I currently use a Trek 7.5X for my commuting bike but I'm getting the call of the rough stuff and fancy making it more cyclocross. Has anyone done a similar conversion? I thinking bare minimum would be more solid wheels and tyres. I would like to think I could swop wheels over depending on terrain or weather conditions (ie manage to use bike in snow for commute)
Any recommendations or similar projects appreciated.


----------



## palinurus (15 Jan 2011)

Depends on how much clearance you have for a fatter cyclocross tyre really. I'm not sure what a 7.5X looks like- I know one of the Trek 7.5 range has discs- that one might have enough. But assuming you have enough clearance some 'cross tyres would be a start. If you have an extra set of wheels it becomes easier to swap tyres for different uses.


----------



## HLaB (15 Jan 2011)

roubaix murry said:


> Hi
> Not sure which forum to post this but trying this one!
> I currently use a Trek 7.5X for my commuting bike but I'm getting the call of the rough stuff and fancy making it more cyclocross. Has anyone done a similar conversion? I thinking bare minimum would be more solid wheels and tyres. I would like to think I could swop wheels over depending on terrain or weather conditions (ie manage to use bike in snow for commute)
> Any recommendations or similar projects appreciated.



I wouldn't recommend swapping to drops/sti's, if you are considering that (I done a conversion along that lines to my sirrus). Sti's pull half the amount of the cable needed to operate linear pull v'brakes. This can be partly overcome by fitting 'problem solver travel agents' but this is not perfect and would clog up in x conditions. You could perhaps swap the vees for cantis but I'm not 100% sure how that would be done.


----------



## RecordAceFromNew (15 Jan 2011)

In terms of tyres it seems the 7.5 already comes with 700x32c? If so I would have thought 700x34c (which Trek's top of the range XO2 cross bikes have) or even beyond is likely to be possible.

Regarding potentially adopting drop bar sti, in addition to brake issues Trek 7.5 has mtb front mech/chainset, which won't be compatible.


----------



## roubaix murry (16 Jan 2011)

Thanks for replies


> In terms of tyres it seems the 7.5 already comes with 700x32c? If so I would have thought 700x34c (which Trek's top of the range XO2 cross bikes have) or even beyond is likely to be possible.
> 
> Regarding potentially adopting drop bar sti, in addition to brake issues Trek 7.5 has mtb front mech/chainset, which won't be compatible.
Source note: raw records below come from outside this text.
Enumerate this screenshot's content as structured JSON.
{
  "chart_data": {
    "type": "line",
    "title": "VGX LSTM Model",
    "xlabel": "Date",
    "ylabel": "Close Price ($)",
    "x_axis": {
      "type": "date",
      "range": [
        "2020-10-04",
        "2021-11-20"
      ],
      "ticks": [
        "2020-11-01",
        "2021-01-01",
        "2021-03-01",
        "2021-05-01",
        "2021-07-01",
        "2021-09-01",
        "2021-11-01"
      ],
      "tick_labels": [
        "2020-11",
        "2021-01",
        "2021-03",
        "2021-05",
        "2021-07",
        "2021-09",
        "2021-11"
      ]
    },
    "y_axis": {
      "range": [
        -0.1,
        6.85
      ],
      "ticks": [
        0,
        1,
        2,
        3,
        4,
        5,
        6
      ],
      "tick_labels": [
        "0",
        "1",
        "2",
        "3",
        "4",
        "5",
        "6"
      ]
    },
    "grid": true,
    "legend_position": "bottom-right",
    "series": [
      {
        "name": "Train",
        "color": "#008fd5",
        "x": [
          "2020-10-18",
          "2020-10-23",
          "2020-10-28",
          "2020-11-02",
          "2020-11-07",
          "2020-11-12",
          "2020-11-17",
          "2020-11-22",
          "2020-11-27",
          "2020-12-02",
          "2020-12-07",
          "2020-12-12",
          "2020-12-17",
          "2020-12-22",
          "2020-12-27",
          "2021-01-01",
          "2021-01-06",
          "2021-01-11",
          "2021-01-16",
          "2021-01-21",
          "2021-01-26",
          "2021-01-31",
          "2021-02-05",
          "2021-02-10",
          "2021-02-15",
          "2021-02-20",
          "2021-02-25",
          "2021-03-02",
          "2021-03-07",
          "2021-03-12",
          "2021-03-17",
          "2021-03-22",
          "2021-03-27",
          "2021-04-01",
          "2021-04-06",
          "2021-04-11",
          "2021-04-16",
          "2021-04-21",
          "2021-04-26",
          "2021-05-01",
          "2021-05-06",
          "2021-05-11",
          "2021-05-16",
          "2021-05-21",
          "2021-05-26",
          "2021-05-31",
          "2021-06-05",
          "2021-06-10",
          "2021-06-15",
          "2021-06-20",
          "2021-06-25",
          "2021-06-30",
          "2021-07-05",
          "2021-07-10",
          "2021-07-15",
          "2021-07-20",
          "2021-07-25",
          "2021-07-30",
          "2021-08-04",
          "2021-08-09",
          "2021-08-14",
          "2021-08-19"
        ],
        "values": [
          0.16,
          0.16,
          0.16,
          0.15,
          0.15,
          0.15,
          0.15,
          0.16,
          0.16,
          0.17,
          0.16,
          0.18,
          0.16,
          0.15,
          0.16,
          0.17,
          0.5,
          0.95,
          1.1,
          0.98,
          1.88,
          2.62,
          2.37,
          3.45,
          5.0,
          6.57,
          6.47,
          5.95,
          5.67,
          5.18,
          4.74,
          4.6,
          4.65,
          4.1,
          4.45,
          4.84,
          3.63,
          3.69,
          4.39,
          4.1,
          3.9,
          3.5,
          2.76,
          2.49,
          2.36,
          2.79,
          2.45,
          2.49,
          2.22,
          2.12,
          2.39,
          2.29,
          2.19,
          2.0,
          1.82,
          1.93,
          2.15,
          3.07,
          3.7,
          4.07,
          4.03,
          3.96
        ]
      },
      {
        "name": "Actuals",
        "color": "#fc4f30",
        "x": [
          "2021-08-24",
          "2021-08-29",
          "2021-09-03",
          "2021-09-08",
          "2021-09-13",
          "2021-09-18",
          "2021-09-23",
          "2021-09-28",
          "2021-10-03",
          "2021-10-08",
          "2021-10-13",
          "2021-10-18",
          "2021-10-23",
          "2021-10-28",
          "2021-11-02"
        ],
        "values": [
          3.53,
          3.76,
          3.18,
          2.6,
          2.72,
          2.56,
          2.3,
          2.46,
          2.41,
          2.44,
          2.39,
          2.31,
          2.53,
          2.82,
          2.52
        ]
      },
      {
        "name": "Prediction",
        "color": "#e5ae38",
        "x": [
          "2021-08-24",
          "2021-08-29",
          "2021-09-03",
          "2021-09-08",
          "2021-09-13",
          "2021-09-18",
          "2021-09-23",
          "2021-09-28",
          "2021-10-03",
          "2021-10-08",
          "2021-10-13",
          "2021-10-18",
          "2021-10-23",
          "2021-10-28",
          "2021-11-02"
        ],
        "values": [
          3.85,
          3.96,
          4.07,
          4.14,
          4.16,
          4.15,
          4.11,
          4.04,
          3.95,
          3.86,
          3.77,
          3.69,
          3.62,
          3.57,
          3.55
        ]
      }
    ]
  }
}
Yeh, running 700x32 currently so sounds like a easy one moving up to 34, its the spoke pattern that looks wimpy though.
Don't think I will be going down the route of drops and sti too much cost/flaff tbh


----------



## Muddy Ground (7 Feb 2011)

I've seen drops put onto literally anything - and people still ride them... after a fashion. How comfortable the thing would be afterwards is anyone's guess as the frame geometry may well be a bit wierd and the steering feel odd off road. But as has been pointed out, it's more than a case of swopping out a bar.


----------



## henshaw11 (7 Feb 2011)

Anyone remember John Tomac in the 90's - drops on an mtb:

http://www.mountainbikes.net/carbon/c26.htm


----------



## Zoiders (8 Feb 2011)

The main thing stopping you converting it drops is the fact that the top tube is too long and the reach will be impractical with all but a stupidly short stem that then makes the steering a nightmare, road to MTB group set compatibity issues or not.

Always been the problem with flat bar road bikes when people want to convert them to drops as well as some MTBs.

Stick some cross tyres on, maybe a set of risers or just stick with what you have and add some bar ends, I ride towpaths and rough stuff on a fixed gear with one brake and 25mm tyres so you will have no problem with your existing steed, a lot of cross races are pretty relaxed in what you can ride anyway these days unless it's the more elite level of racing.

Don't let people baffle you with bullshit, plug the biggest tyre you can get away with into your frame and go out and enjoy yourself.


----------



## The Jogger (22 Feb 2011)

It's not often I agree with zoiders, but that last paragraph sounds bang on to me.


----------